Date of this Version



McNair Scholars Research Journal, 2010. University of Nebraska–Lincoln. Copyright © 2010 Tara K. Cossel


The present study aimed to document the effects of child sexual abuse among children, non-offending parents, and siblings to further address the needs of child victims and their families. Following abuse, children are often referred to Child Advocacy Centers (CACs) for mental health and other support needs. Today most sexually abused children receive homogenized treatment from CACs; however, there is variability in the needs these children and their family members present with (Finkelhor & Berliner, 1995). Research has begun to investigate the variability in symptom patterns of sexual abuse victims, finding aspects of the abuse including severity, duration, frequency, and amount of force seem to affect the types of symptoms displayed by sexual abuse victims (Kendall-Tackett et al., 1993).

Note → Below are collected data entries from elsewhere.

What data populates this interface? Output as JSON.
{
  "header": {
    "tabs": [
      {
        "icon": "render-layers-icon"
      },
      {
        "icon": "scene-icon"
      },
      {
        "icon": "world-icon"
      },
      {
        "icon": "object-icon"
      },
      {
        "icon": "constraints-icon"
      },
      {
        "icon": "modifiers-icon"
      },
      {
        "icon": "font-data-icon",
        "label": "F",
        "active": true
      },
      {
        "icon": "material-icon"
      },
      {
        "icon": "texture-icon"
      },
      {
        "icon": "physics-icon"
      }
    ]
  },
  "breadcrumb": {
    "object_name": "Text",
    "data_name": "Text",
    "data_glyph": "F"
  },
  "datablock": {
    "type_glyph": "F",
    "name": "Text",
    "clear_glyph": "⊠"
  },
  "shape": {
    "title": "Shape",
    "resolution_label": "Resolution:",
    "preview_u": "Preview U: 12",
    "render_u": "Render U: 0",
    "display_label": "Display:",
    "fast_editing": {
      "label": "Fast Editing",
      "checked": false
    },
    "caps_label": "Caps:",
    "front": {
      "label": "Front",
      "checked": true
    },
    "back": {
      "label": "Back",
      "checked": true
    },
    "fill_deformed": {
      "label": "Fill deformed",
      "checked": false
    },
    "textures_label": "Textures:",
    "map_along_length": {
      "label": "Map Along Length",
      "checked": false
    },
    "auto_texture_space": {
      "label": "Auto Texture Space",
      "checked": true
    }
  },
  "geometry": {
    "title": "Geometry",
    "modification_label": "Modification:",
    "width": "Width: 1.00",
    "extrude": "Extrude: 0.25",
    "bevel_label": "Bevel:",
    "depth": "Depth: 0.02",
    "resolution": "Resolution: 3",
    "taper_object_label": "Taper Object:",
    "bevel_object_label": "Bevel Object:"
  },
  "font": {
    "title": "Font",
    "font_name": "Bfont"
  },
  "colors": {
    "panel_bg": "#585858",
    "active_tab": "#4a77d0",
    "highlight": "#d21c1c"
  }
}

This exploratory study examined the nature of presenting needs of sexually abused youth and their families. Participants were child victims, their siblings, and their caregivers seeking treatment at a Midwestern CAC. Participants were given a battery of measures that assessed mental health, efficacy, expectations, knowledge and behaviors. As we hypothesized, there was heterogeneity in the mental health and support needs of child victims and family members. Varying expectations, levels of efficacy, and mental health states of child victims, siblings and parents seem to contribute to the need for different types of treatment and support for sexually abused children and their families. Based on these findings, it would be beneficial for CACs to incorporate programs to address the varied mental health and support needs of child sexual abuse victims and their families.